Research Process
Phase 1: Understanding Current State
I started with secondary research to understand the current platform and user experience, identifying what had already been explored and where opportunities for new learning existed.
Secondary Research Synthesis
- Analyzed 4 existing user interviews and 3 surveys from previous quarters
- Identified recurring themes around "fighting the system" and workflow efficiences
- Discovered care coordinators (nurses, clinicians) manage 150-175 patients each and feel overwhelm due to time allotment vs. patient volume
Literature Review & Competitive Analysis
- Conducted in-depth literature review on emerging and existing technologies in aging-in-place and health monitoring care
- Analyzed competitive remote monitoring platforms and EHR systems, noting key features and opportunities
- Identified best practices in healthcare alert management systems
- Synthesized findings into design principles for healthcare interfaces
Research Artifact Refinement
- Updated existing personas to reflect actual behavioral patterns discovered in interviews
- Redesigned existing survey instrument to include standardized scales for quantiative analysis and workflow comparison questions to measure concrete efficiency gains and system use impact
- Incorporated technology comfort assessment to understand initial user onboarding friction and segment user responses
Stakeholder Alignment
- Conducted 2 interviews with CEO and board members to understand key business and growth goals
- Aligned on business goals of scaling patient numbers and care functionalities
- Aligned on success metrics of efficiency gains and user satisfaction
Phase 2: Identifying Barriers
In this stage, I focused on direct observation to unearth what our users can't, or don't know to, share during interviews. My goal was to see the platform through the nurse's eyes in their actual workflows, understanding not just what was difficult, but current workarounds they created
Accessibility Audit (Self-Initiated): While I was familiarizing myself with the platform, I recognized key accessibility issues. I took the initiative to propose an additional project (which was approved by the CEO herself!) to improve the platform through an accessibility audit
- Created a project proposal and presented to stakeholders, showing value of accessibility improvements that impact all users
- Identified 120+ accessibility issues through WCAG audit, collaborating directly with developers to resolve these issues
- Discovered visual navigation and visibility issues in key work flows
- Found inconsistency in branding materials
Contextual Inquiry: I conducted 3 remote observation sessions with nurses during actual workflows
- Discovered key workflow barrier where alerts pile up over weekend creating a near-impossible Monday morning flow for nurses
- Found key workflow barrier of nurses opening and switching between tabs rather than using within-tab navigation caused by lack of discoverability. Nurses were not aware of an existing functionality creating added time and blocks.

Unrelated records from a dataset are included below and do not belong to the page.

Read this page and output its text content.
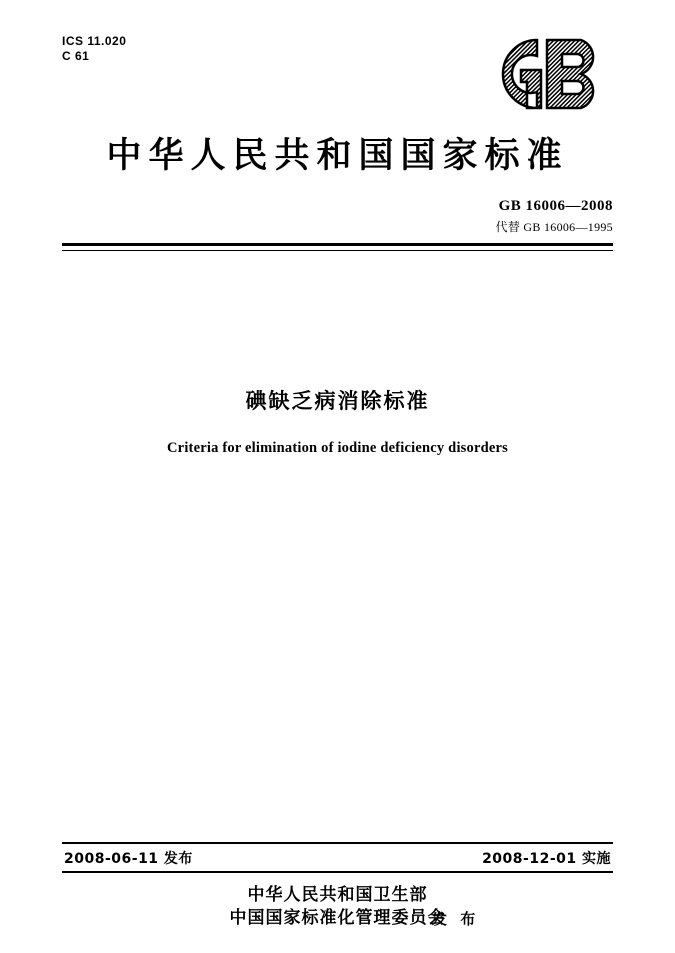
ICS 11.020
C 61
中华人民共和国国家标准
GB 16006—2008
代替 GB 16006—1995
碘缺乏病消除标准
Criteria for elimination of iodine deficiency disorders
2008-06-11 发布	2008-12-01 实施
中华人民共和国卫生部
中国国家标准化管理委员会
发 布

- Mapped the complete 17-click alert resolution journey
- Observed nurses' workarounds to system like physical sticky notes on monitors or adding notes to open text sections
- Identified confusion around functionality and terminology of new features that caused disuse
Phase 3: Design & Validation
Here, I moved from observation to action, translating insights into tangible design improvements. My goal was to validate that our redesigned workflow would actually reduce cognitive load during high-stress Monday mornings. I needed to ensure the solutions respected nurses' existing mental models while eliminating the friction points we'd identified.
Workflow Redesign: I collaborated closely with my PM to redesign the existing workflow and create a new user journey mapping
- Consolidated the 17-click journey into an 8-click streamlined flow
- Unified alert viewing and resolution into a single interface, eliminating tab-switching
- Implemented bulk action capabilities for managing multiple similar alerts
- Integrated "sticky note" functionality based on observed nurse behaviors
- Maintained familiar EHR patterns while removing redundant navigation steps
Collaborative Implementation
- Created tickets and implementation guidelines for development team
- Proposed new brand colors and brandbook meeting WCAG AA standards (maintaining the purple loved by nurses while fixing contrast issues)
- Worked directly with developers to prioritize fixes based on user impact
Usability Testing: I tested the redesigned workflow with 4 nurses to validate the three key hypotheses below and understand how this redesign was received by the nurses.
Guiding Questions:
- Efficiency gains: Would the new flow actually reduce time-on-task during Monday morning rush?
- Mental model alignment: Did the unified interface match nurses' expectations?
- Feature adoption: Would nurses use the new sticky note feature over physical notes?
Testing Approach:
- Created realistic scenarios based on Monday morning alert backlogs
- Measured task completion rates (improved from 75% to 100%)
- Tracked time-on-task (3.2 minutes to 1.7 minutes per alert)
- Gathered qualitative feedback on unified alert view and color system
Key finding: "I wish there was one page where I can see and resolve all the alerts" from the first interviews became "This is exactly what we needed"!